Project Objectives and Scope
The objectives of the group project is that you will have a good understanding of the given
research topic, provide insight into its solution and a well defined strategy for its solution. You
should treat the term project as if you were doing the initial background study for further
in-depth research. In other words, the report should demonstrate an understanding of and an
insight into the problem such that given enough time, you could carry it to its logical conclusion
and complete the research.
The group will write a Literature review, which describes the problem domain with proper
problem definition, and a survey of existing work. The research topic of this literature review is
Web Mining and Content Analysis.
The sub-topics include: a. Crawling and indexing Web content; b. Web recommender
systems and algorithms; c. Summarization of Web data; d.

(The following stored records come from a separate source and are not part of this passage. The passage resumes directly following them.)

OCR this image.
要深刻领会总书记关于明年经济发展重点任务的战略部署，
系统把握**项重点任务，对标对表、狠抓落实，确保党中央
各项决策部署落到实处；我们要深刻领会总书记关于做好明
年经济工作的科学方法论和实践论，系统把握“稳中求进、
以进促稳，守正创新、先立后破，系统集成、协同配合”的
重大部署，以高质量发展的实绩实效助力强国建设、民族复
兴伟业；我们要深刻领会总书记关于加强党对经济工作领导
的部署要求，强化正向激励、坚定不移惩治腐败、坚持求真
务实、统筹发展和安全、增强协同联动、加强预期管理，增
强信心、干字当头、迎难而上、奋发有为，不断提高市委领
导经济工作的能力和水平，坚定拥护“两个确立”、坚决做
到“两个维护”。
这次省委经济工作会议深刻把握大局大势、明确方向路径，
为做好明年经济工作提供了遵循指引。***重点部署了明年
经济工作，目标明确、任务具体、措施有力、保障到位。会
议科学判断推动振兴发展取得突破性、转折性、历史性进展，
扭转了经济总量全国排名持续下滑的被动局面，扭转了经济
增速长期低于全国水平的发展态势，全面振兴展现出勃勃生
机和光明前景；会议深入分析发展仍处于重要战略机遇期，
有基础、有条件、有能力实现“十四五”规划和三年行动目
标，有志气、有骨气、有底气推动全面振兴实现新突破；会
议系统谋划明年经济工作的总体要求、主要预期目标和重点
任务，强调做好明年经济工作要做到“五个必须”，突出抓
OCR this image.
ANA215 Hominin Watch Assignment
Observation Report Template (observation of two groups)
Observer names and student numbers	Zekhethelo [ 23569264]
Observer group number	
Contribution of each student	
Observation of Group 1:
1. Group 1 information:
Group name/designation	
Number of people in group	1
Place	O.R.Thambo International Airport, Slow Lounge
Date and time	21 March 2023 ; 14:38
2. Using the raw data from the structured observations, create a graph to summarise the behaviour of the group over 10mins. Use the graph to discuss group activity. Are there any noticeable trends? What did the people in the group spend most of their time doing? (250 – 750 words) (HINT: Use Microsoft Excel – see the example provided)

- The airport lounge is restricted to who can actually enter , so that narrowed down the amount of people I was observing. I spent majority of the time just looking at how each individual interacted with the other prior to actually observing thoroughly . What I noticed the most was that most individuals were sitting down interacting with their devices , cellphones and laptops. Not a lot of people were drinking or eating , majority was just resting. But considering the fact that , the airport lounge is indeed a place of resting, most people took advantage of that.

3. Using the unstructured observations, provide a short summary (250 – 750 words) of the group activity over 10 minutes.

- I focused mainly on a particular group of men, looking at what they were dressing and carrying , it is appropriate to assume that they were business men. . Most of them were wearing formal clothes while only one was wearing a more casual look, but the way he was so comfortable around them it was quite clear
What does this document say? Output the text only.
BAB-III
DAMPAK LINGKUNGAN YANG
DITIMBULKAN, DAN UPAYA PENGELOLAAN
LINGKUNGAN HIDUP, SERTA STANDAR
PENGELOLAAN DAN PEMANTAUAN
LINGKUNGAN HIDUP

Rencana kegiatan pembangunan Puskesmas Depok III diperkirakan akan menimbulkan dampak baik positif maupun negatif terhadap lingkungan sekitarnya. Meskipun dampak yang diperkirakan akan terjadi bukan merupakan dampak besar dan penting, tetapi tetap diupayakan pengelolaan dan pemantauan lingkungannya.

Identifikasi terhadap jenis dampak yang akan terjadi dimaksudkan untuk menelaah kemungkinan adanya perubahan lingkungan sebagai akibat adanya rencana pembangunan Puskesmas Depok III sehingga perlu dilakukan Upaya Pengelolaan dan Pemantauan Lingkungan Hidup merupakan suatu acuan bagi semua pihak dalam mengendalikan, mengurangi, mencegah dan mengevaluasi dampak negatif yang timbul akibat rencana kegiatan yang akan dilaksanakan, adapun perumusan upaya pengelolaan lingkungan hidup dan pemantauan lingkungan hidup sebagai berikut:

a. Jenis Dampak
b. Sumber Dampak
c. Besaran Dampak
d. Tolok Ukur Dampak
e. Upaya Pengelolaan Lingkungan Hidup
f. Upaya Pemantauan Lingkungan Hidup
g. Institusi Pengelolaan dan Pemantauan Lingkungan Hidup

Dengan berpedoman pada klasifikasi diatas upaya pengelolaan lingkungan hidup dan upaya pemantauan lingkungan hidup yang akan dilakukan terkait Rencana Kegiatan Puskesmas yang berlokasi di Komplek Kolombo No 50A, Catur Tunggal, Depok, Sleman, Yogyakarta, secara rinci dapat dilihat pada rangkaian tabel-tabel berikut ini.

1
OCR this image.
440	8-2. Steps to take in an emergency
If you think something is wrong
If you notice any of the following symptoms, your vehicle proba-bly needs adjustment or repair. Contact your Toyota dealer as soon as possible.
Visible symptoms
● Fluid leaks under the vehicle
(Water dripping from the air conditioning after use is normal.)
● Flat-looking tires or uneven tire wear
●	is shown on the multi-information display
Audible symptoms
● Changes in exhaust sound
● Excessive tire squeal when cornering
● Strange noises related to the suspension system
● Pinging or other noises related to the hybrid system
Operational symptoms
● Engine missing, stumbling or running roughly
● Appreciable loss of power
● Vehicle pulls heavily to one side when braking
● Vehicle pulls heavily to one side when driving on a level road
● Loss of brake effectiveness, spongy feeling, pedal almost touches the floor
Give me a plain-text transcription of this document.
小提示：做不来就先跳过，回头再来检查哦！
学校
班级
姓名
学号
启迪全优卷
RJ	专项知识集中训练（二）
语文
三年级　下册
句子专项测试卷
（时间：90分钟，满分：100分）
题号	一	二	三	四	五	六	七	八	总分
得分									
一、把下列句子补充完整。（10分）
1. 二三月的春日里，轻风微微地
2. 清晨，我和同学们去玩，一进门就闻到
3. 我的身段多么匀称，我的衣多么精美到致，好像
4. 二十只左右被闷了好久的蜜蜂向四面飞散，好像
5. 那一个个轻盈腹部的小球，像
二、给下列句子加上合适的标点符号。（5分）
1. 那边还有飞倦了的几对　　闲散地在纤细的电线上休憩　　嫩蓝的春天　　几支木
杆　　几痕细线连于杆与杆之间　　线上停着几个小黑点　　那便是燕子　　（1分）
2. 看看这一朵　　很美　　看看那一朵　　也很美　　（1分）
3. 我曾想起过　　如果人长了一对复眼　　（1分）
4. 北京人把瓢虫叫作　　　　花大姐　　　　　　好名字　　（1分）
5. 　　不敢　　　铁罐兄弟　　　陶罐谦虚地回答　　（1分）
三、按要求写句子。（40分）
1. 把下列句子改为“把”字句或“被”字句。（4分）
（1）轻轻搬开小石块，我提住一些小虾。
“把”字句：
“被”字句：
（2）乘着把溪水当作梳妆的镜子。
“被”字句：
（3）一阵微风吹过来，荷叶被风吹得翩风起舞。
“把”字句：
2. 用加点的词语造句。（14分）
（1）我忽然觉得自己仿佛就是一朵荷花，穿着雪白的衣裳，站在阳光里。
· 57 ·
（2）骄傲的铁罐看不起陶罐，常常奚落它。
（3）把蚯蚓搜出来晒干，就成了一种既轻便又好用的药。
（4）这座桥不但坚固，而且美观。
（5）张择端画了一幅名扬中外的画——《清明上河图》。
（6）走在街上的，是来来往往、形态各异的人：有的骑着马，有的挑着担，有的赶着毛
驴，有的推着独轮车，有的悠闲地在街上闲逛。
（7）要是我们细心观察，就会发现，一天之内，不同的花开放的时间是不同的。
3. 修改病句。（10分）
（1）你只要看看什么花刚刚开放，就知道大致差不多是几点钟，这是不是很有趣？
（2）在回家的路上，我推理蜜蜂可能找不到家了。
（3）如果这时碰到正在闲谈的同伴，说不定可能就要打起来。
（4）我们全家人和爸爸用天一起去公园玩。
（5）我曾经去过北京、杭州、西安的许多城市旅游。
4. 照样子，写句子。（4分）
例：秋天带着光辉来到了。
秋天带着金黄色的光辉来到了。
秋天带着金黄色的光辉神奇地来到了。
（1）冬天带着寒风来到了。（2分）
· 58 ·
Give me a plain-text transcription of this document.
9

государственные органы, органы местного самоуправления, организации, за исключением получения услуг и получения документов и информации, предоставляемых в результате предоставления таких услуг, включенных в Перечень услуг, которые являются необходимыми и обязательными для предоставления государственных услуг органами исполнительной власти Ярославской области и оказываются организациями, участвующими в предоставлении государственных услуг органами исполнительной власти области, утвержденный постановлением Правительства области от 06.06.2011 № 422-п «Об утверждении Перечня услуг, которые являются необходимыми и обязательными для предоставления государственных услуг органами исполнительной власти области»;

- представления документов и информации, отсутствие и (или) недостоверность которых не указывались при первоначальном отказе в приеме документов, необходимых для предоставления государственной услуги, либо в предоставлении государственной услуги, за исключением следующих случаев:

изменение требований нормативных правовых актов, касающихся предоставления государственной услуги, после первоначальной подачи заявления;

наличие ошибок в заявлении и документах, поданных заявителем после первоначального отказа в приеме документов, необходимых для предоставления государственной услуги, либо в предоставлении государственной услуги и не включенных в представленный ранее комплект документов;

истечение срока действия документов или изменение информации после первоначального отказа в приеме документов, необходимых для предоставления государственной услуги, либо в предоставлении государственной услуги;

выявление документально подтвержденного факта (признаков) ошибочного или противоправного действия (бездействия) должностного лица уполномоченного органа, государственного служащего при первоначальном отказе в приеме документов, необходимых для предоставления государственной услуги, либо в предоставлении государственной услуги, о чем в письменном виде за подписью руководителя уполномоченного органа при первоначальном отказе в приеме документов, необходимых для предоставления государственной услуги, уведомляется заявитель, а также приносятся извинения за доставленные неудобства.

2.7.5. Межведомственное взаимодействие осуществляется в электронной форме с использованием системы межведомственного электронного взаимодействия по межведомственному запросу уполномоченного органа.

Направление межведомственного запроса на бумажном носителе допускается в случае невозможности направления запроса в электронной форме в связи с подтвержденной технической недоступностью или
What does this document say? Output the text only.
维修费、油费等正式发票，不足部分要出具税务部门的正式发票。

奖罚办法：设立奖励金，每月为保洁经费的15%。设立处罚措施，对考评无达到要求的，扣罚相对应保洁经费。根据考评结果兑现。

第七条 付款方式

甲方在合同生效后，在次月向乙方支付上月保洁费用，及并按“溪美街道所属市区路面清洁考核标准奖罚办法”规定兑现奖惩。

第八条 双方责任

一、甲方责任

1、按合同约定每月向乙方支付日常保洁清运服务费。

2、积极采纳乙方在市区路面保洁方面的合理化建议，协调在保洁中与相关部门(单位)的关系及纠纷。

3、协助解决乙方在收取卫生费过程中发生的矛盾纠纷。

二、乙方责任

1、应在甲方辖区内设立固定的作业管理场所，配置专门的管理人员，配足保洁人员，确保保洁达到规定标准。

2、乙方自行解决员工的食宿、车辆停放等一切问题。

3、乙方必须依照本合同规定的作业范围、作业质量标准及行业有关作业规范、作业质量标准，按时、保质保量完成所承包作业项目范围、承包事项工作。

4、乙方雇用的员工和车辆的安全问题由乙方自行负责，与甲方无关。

Data, entity, event, and relationship
extraction; e. Knowledge acquisition and automatic construction of knowledge bases; f. Large-
scale graph analysis. Please pick one of them.
You should be looking at the proceedings of conferences such as WSDM, WWW, SIGIR,
ICDM, KDD, SIGMOD, VLDB, ICDE, … and at journals such as IEEE TKDE, Data Mining
and Knowledge Discovery Journal, Journal of Intelligent Information Systems, Intelligent Data
Analysis, World Wide Web, VLDB Journal, Knowledge and Information Systems and many
others. Most of these publications can be obtained through DBLP: https://dblp.uni-trier.
de/db/index.html. This is not meant to be a complete list or may not even be the most
important ones from your perspective. Please do your research and find the relevant papers to
your chosen topic. Our hope is that by the time you complete the project, you’ll have a good
idea of what the area is about and what the most important publications are.
The group project has 40% of the overall course mark. It could be undertaken individually, or
in a group with a maximum of 5 students. We will not check the number of group members
when assessing the final deliverable, i.e., size of a group will not affect the mark.
The overall length will be between 15 to 20 pages using ACM Computer Survey submission
format (https://dl.acm.org/journal/csur/author-guidelines), without considering refer-
ences. No penalty for exceeding the upper limit. Wrong template will cause half mark
reduction on the final group project mark. For example, if you get 36 points out of 40,
but use wrong template, then your nal mark for group project is 18.
The end page before reference will list the contribution of each team members, we will
calculate the mark based on your reported contribution. Two examples here:
• Team A, 2 members, report is marked as 36. The provided contribution is A1:100%, and
A2:100%. Then A1 and A2 both get 36.
• Team B, 2 members, report us marked as 34. The provided contribution is B1:100%, and
B2:80%. Then B1 gets 34 and B2 gets 80% * 34 = 27.2.